En ningún tema es tan aparente nuestra tendencia a los extremos como el de las señales y los prodigios. La necesidad de definiciones en este asunto se torna imperiosa, quizás porque es aquí donde experimentamos, en toda su intensidad, el frustrante misterio de quién es Dios. Los milagros, las señales y los prodigios se resisten a nuestros intentos de encasillarlos, porque son una extensión del mismo corazón de Dios. Y Dios no se explica, se adora.

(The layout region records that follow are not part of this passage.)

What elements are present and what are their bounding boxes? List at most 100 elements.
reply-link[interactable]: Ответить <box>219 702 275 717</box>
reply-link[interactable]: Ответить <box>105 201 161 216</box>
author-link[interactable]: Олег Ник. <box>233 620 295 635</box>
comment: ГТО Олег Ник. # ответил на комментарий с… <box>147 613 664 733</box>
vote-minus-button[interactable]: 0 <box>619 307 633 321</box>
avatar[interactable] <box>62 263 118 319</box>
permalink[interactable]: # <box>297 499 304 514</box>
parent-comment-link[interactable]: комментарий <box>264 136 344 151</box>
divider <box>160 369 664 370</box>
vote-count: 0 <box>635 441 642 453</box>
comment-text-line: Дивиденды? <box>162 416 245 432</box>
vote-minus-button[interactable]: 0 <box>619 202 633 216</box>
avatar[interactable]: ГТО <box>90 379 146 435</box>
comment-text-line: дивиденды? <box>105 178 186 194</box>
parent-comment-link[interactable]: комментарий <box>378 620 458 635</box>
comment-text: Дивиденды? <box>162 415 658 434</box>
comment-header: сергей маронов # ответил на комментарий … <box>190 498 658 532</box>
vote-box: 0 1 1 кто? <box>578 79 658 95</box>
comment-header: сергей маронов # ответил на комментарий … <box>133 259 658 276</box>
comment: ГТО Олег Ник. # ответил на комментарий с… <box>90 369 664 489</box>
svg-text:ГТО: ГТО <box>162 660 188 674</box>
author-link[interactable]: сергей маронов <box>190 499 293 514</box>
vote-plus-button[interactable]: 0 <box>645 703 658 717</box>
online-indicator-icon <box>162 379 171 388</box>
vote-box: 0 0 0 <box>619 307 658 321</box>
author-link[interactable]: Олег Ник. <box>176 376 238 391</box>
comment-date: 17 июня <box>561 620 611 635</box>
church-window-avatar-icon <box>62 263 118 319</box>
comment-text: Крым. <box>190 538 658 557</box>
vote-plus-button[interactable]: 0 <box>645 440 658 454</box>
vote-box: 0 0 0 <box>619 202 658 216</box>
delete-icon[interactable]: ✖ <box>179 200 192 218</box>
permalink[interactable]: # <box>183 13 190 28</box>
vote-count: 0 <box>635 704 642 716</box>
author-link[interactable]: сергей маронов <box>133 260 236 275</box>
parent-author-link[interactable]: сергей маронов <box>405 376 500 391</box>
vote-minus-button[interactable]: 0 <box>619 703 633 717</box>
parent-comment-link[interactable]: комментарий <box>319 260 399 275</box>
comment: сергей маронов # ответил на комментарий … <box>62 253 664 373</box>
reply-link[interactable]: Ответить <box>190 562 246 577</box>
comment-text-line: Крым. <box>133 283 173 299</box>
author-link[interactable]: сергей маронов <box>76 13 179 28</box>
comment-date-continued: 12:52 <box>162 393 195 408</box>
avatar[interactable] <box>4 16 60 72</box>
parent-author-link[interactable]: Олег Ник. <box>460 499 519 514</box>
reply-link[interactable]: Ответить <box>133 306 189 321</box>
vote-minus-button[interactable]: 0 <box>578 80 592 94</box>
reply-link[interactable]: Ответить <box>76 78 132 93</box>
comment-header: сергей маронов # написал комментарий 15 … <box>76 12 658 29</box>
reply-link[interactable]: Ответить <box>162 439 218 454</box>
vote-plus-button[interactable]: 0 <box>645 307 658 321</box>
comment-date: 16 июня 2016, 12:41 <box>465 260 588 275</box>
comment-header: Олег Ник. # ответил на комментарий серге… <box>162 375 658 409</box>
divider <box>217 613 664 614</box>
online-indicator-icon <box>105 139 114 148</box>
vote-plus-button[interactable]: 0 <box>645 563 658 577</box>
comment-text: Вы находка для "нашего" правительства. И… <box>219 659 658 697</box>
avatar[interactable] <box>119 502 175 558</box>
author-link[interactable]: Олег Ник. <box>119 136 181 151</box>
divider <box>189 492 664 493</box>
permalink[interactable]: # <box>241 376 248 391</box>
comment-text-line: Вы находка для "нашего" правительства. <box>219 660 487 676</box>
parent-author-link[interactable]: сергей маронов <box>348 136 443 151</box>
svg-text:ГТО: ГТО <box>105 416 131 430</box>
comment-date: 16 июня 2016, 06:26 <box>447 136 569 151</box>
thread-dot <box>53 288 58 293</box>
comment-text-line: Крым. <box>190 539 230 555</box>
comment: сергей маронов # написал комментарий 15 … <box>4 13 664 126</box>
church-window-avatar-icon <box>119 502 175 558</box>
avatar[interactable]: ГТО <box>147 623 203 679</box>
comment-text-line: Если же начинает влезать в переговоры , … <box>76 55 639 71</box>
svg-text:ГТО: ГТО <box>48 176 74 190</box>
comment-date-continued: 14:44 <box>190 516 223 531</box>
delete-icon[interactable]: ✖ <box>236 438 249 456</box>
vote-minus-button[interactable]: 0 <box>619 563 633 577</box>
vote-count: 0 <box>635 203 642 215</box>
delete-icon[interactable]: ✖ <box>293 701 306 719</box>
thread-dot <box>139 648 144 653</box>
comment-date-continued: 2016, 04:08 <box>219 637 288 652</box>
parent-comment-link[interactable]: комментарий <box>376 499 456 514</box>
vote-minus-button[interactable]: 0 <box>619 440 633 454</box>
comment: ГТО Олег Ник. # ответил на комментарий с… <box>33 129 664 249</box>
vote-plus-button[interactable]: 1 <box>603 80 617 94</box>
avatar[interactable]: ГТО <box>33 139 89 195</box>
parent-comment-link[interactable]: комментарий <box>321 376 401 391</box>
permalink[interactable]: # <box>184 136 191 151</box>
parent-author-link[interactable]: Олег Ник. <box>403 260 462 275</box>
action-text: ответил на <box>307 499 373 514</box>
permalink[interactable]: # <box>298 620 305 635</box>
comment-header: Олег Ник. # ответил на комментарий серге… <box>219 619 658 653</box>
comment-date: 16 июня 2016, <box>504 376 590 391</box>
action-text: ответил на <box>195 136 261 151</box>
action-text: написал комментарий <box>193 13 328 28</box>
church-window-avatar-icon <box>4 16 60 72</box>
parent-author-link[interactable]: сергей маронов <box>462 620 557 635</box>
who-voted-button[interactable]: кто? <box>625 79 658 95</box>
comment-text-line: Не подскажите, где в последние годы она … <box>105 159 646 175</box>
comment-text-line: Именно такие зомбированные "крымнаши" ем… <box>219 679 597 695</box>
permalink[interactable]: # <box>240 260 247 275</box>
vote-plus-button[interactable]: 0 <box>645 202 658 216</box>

Para vivir cómodos con las señales y los prodigios tenemos que estar dispuestos a convivir con la incomodidad. Huimos de las posturas extremas porque sus limitaciones no satisfacen la despiadada realidad de una vida, muchas veces, cruel. Movidos a compasión  no nos atrevemos a condenar al enfermo que no sanó porque «le faltó fe».Los milagros y los prodigios se resisten a nuestros intentos de encasillarlos, estos son una extensión del mismo corazón de Dios. Tampoco nos animamos a la osada declaración de que toda opresión diabólica es, en realidad, un desequilibrio psicológico, ni que los milagros fueron para otro tiempo, porque acabamos con un Dios inofensivo, pasado de moda. Más bien nos abrimos a todo el misterio de Dios, sin la necesidad de explicarlo ni encasillarlo. Y cuando lo hacemos, él podrá moverse como él quiere. Seguramente comenzará a manifestarse más frecuentemente en nuestro medio e, inevitablemente, los milagros y los prodigios serán parte de lo que ocurre. A él no lo limita ninguno de los elementos que tanto nos complican la vida a nosotros.  Démosle a él la libertad de que nos sorprenda, incomode, maraville y deslumbre. Lo único que le pedimos, es que no nos deje solos.